A 5th District judge has ruled that Hailey’s cellphone ordinance is not in conflict with state law and is therefore valid, reversing a decision made by a 5th District magistrate judge in October.
The Magistrate Court decision led to Hailey’s prosecuting attorney, Rick Allington, appealing the decision to District Court, where oral arguments were heard on June 18.
The case resulted from an incident in March 2018 in Hailey, when a Hailey woman was pulled over within city limits for talking on her cellphone, an infraction. The woman was then charged with misdemeanor driving without privileges when police discovered she did not have a valid driver’s license.

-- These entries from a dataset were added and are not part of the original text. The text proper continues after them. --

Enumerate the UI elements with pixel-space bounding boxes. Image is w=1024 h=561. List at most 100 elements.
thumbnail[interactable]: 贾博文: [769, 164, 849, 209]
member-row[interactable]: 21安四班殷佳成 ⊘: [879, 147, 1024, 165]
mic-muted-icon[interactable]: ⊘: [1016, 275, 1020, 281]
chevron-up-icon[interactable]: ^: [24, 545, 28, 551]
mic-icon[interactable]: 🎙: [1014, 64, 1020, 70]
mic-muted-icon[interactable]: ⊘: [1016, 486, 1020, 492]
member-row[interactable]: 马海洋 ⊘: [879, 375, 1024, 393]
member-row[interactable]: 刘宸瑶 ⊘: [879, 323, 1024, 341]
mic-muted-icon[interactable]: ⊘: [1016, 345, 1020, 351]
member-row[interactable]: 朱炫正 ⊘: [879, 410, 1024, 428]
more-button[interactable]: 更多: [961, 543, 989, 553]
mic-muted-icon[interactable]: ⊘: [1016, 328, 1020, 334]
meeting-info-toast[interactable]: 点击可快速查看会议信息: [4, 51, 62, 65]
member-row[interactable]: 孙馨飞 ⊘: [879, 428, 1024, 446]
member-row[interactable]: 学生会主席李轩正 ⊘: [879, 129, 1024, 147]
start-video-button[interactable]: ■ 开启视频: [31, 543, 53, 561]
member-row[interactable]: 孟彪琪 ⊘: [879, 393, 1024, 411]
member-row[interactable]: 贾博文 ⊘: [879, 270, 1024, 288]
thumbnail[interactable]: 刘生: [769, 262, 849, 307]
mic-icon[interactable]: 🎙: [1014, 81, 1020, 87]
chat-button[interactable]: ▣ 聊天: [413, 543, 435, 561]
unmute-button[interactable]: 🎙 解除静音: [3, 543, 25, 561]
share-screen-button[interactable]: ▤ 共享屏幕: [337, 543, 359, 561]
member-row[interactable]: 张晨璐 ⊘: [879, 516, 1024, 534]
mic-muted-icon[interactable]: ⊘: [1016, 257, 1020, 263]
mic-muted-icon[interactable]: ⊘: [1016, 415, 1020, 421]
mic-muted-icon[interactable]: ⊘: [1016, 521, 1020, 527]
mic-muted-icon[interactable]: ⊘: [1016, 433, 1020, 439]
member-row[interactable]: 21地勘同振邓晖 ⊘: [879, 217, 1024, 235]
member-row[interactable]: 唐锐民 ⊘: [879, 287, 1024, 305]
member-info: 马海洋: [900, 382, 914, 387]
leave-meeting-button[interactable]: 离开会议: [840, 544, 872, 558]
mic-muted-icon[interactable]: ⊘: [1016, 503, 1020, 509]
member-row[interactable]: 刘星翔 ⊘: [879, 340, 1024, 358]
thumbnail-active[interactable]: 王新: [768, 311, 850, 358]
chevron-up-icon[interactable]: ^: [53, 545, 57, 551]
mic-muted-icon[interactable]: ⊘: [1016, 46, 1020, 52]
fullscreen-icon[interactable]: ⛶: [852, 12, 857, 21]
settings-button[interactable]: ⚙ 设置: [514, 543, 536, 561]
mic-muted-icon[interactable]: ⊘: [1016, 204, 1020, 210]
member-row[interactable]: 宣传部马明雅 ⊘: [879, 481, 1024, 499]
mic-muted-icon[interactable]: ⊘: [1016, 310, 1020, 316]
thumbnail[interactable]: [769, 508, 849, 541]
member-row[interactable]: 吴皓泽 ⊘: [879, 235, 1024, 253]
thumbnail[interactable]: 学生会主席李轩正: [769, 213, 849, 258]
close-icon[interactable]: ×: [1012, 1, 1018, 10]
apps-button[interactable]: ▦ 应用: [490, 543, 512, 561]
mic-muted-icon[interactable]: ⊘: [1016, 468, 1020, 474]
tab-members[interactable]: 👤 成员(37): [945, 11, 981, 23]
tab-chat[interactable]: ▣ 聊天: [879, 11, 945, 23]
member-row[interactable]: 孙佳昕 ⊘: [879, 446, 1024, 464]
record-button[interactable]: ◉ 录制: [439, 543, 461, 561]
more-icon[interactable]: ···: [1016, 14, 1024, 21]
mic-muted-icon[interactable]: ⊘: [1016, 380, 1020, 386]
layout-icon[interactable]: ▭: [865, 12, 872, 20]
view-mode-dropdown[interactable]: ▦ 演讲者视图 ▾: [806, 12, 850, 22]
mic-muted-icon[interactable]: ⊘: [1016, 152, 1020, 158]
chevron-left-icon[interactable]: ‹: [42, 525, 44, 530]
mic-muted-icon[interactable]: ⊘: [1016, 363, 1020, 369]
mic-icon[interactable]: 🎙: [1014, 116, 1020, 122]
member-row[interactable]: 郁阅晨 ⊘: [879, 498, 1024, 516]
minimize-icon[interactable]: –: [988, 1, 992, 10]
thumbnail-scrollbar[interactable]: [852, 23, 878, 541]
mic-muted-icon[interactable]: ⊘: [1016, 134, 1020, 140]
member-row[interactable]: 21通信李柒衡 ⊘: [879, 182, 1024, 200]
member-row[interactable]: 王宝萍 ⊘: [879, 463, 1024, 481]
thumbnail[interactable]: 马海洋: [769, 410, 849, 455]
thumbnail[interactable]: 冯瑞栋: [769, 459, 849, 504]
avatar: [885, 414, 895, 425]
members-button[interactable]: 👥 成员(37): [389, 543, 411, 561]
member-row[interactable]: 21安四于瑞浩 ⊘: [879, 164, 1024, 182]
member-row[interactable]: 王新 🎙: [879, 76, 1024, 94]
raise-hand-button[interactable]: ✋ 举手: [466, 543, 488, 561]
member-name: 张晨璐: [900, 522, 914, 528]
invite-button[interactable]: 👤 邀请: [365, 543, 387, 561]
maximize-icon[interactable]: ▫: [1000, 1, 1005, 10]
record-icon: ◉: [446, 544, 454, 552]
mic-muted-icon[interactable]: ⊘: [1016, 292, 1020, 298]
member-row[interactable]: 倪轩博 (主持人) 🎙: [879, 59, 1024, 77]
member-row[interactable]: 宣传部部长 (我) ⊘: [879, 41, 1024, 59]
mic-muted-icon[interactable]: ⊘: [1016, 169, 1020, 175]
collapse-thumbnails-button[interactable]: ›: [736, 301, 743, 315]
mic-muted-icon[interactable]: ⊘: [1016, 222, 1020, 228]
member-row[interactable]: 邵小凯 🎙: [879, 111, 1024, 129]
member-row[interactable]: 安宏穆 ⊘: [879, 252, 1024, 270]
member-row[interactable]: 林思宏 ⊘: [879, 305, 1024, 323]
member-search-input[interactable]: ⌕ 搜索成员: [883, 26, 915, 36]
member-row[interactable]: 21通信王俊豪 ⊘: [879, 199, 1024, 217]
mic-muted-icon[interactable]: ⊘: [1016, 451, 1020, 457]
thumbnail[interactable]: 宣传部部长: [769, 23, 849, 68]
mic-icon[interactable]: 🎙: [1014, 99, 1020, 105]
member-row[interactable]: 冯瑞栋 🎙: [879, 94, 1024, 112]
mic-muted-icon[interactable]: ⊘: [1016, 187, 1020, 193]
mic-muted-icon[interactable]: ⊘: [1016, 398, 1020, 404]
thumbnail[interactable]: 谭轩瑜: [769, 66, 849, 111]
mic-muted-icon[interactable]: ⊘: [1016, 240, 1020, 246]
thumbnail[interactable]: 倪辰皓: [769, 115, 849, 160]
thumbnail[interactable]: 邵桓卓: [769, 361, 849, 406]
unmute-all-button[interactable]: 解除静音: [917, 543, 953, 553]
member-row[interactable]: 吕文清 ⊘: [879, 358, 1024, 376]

Idaho recognized distracted driving in 2012 when the Legislature passed a bill prohibiting texting while driving. Since then, a handful of cities in the state, including Hailey, have created local ordinances that not only ban texting while driving but also any use—which would include talking—of handheld electronic devices while driving.
In the last legislative session, Sen. Jim Rice, R-Caldwell, introduced a bill to ban the use of handheld mobile devices while driving statewide, but it died in the Senate.
The defendant’s attorney, Doug Nelson, argued in Magistrate Court that the city ordinance prohibiting talking while driving was invalid because state law does not include such a prohibition on its list of additional restrictions that cities are authorized to enact. Nelson contended that as a result, the ordinance was invalid and his client was stopped without reasonable suspicion or probable cause to believe she was driving contrary to the law.
Fifth District Magistrate Judge Daniel Dolan accepted that argument and granted a motion to suppress evidence on Oct. 16. Following the hearing, Allington said he believed the case could go all the way to the Idaho Supreme Court.
In an 11-page memorandum filed July 18—exactly one month after oral arguments were heard in District Court—5th District Judge Jonathan Brody reversed the Magistrate Court decision, finding that Idaho law authorizes cities to enact additional restrictions beyond those set by the state, and does not preclude the kind of restriction placed on driving by the Hailey ordinance.
He stated that the Hailey ordinance would be invalid only if it were in direct conflict with a state statute. He concluded that the state law prohibiting texting does not regulate the same subject matter as does the Hailey ordinance.
Brody noted that state law precludes a city from prohibiting hand use of an electronic device merely to turn it on or off.
“However, this does not affect the outcome for the defendant here,” he ruled, because the woman was seen with the phone to her ear, directly defying the Hailey ordinance.
Brody’s remanded the case back to Magistrate Court “for proceedings consistent with this finding.”
Neither Allington nor Nelson were available for comment by deadline Thursday.